Elsewhere, though, the record runs itself off the rails. The 10-minute-long “Freakout Jam” is more waiting and awkward starts and stops than it is the illuminating psych-rock exercise these guys might believe. “Pee-Pee Song” is, as you pretty much might expect, needlessly goofy; over blues scales and a kind of chugging percussive drive, the group spews lines like “This is what Pee-Pee is about” or, perhaps more illustrative, “Singing a song for Pee-Pee/ Singing a song for life/ Singing a song for Pee-Pee/ Singing the ‘Pee-Pee Song’ ‘til you die.” On the funky “I Love U 2 Much,” the group cranks up the Stax factor with a soulful female lead and some choppy guitars, but the track is bizarrely out of place. (It might light up a crowd live but I don’t think it quite works here.)

And this says nothing of tracks like “Madness Song (Remix),” less a remix than an excuse to cut up a straight-forward folk-rock song with an inexplicable series of different sounds and contexts. Here, kitchen sink be damned, you get well-recorded acoustics, lo-fi cassette murmurings, an acid-dripped verse, robot-voiced trance, swirling horns and pensive sitar, all independent of each other. (That’s half the song but you get the idea.) This doesn’t sound like a band condemning genre limitations or, to borrow an overused phrase, being experimental.

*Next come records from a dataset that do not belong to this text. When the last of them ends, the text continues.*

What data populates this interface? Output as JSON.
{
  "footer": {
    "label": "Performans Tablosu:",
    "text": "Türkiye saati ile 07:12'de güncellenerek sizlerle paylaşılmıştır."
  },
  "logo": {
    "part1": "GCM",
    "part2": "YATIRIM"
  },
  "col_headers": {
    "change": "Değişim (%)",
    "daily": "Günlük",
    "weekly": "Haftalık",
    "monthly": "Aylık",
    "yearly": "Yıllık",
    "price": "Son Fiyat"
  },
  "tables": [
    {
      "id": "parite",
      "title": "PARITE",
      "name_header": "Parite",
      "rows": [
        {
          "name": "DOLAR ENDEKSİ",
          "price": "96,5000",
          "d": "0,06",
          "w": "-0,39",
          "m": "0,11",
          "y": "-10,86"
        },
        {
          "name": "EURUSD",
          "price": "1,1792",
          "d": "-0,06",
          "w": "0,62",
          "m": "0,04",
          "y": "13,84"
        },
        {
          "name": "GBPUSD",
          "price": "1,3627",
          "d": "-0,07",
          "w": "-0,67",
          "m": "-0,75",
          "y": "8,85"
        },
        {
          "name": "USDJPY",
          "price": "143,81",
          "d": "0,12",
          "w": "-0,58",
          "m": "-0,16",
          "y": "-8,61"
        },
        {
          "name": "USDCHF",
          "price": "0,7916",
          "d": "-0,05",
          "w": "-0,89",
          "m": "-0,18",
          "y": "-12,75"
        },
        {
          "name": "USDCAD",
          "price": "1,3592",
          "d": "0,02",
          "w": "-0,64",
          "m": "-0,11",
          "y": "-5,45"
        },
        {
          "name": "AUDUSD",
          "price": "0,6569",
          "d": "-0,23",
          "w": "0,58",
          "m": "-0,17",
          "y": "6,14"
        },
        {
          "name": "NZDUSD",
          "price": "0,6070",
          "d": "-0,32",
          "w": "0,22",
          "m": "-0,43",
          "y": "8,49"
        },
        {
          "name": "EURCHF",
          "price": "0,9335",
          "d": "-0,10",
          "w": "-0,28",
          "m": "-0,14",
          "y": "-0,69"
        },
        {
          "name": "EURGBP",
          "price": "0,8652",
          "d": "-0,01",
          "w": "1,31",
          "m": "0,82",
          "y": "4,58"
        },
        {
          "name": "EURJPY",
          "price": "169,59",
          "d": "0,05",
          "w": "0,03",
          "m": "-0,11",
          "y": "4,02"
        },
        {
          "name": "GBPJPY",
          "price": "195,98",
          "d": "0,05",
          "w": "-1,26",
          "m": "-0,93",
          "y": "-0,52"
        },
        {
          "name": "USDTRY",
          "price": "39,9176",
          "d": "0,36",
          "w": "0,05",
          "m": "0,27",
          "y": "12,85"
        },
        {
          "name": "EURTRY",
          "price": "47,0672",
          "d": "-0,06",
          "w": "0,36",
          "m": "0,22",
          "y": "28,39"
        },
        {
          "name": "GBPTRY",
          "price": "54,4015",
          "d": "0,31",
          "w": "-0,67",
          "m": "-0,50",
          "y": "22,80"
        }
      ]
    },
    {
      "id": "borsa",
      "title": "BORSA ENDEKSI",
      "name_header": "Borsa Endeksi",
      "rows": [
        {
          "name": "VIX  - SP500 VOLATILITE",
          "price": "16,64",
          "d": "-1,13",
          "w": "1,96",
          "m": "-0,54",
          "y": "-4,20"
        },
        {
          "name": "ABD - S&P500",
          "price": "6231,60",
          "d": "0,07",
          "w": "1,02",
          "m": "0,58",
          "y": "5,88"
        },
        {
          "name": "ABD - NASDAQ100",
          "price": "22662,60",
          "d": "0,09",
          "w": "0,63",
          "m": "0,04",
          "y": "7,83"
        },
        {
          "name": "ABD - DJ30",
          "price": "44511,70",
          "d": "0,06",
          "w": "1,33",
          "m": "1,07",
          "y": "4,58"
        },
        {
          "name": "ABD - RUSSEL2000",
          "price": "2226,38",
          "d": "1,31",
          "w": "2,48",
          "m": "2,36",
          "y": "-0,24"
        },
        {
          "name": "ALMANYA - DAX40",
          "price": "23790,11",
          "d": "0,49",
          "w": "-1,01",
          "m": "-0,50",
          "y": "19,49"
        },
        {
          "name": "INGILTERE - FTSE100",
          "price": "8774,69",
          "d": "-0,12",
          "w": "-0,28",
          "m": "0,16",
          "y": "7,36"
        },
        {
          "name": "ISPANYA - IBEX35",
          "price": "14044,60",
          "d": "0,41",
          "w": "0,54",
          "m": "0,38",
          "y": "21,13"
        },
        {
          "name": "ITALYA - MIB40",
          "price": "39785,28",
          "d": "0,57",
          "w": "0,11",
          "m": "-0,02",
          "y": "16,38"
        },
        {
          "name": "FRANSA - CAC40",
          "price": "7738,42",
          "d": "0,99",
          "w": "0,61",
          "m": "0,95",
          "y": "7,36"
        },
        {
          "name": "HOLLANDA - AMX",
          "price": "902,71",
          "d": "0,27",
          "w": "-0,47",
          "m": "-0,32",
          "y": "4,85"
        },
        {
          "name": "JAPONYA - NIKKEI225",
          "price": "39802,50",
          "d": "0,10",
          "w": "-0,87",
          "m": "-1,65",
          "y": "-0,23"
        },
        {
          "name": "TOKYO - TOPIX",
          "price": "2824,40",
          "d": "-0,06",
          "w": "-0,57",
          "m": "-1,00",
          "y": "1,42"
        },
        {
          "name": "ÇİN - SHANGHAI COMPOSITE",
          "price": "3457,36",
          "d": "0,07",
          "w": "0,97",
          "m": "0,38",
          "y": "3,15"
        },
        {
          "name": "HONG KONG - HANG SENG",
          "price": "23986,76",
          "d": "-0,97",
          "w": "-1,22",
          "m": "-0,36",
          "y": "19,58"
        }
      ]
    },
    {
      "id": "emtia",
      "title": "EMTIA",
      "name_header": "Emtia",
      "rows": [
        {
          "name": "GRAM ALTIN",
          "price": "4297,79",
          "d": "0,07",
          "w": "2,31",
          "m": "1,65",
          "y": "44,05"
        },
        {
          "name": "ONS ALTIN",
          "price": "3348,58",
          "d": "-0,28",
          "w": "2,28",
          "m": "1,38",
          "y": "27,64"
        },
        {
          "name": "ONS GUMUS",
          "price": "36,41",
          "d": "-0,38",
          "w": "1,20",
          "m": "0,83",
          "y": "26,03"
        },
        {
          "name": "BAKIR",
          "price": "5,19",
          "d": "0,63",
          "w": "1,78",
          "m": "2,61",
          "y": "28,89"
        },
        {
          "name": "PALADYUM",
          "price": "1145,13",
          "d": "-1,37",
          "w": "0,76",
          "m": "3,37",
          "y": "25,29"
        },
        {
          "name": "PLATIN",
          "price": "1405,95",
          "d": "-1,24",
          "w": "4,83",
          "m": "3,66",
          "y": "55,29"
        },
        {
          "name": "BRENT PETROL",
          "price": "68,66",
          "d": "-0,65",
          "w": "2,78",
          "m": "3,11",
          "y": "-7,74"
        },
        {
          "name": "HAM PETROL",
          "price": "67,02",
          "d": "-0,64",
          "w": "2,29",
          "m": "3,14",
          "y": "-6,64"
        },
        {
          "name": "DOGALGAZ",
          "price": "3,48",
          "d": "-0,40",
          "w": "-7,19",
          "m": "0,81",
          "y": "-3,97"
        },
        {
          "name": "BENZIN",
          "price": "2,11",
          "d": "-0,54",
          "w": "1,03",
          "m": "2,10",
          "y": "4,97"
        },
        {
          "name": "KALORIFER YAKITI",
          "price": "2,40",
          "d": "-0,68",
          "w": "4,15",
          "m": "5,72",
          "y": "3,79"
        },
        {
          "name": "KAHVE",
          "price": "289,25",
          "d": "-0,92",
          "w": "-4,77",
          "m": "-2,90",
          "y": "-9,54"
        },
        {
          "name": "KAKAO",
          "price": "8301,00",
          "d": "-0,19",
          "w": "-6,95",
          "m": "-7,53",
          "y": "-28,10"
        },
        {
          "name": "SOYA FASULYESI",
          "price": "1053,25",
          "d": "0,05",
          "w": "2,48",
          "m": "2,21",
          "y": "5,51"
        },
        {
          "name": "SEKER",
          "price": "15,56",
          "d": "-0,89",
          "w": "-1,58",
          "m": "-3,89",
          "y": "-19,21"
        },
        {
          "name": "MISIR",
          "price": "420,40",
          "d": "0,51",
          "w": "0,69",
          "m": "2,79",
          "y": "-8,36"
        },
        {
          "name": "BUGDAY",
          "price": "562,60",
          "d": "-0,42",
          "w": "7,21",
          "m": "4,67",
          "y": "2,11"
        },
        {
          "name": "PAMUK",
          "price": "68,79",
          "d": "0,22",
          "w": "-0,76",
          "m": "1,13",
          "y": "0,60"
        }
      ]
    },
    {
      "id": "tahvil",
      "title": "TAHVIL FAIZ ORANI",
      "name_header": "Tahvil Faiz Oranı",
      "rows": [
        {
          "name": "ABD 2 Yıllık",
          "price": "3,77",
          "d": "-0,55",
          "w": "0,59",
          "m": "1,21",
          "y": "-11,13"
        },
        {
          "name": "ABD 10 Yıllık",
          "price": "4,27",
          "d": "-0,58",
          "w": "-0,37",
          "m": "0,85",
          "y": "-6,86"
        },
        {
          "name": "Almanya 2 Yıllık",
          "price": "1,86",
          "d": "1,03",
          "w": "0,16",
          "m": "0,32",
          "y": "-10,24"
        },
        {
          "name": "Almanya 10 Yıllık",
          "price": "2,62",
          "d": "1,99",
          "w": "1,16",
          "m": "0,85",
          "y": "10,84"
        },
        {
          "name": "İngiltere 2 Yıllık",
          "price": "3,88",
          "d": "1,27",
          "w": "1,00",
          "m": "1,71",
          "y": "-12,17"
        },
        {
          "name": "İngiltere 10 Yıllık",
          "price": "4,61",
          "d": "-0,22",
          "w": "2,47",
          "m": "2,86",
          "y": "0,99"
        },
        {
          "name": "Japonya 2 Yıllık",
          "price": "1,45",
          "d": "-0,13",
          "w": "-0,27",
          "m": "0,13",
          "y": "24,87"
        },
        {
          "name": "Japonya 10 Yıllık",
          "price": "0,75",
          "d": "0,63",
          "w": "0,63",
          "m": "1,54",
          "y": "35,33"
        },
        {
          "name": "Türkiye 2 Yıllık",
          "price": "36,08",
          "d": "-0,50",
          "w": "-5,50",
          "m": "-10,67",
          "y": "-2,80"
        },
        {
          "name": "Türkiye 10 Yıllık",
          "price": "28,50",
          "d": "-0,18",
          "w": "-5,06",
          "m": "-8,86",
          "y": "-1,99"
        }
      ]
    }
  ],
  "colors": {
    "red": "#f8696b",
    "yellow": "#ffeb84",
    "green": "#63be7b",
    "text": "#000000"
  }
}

This might be weird for weird’s sake. This is the sound of wandering.

Sometimes, the meandering approach works. Tracks like “Love Needs A Quivering, Restless, Aching Fire to Lay Its Head On” – I’m feeling a single – don’t work because they stick to the script. They work because they’re ambitious and well-initiated, catchy enough to cling to your memory but quirky enough to separate them from the rest of the pack. But tracks like “Madness Song (Remix)” just don’t fly.

Sadly, the record ends not with a brighter moment but with a somewhat duller one, the sky-is-the-limit mix-up of “O, Little Boy.” The track, like the record, flashes promise early on: the lazy sway of funky guitars, poppy progressions, vocals that suggest something grandiose is lurking around a corner. But, halfway through, the song shifts into a 60’s-inspired blues-rock romp complete with shouts of “I need you/ I need you more,” soulful backing vocals, the whole package but more a formula than an invention. About five minutes in, someone does the unthinkable. They co-opt the nah-nah-na-na-nah-nah melody of The Beatles’ “Hey Jude” and they don’t stop, instead repeating the familiar refrain over a bluesy descent. (Others also are quoted.) It’s an interesting choice but a flawed one. Maybe some critics are too protective of the Lennon and McCartney songbook, but there’s reason to suggest you need to have an excuse before cribbing from the holy canon. Pee-Pee, it seems, does not.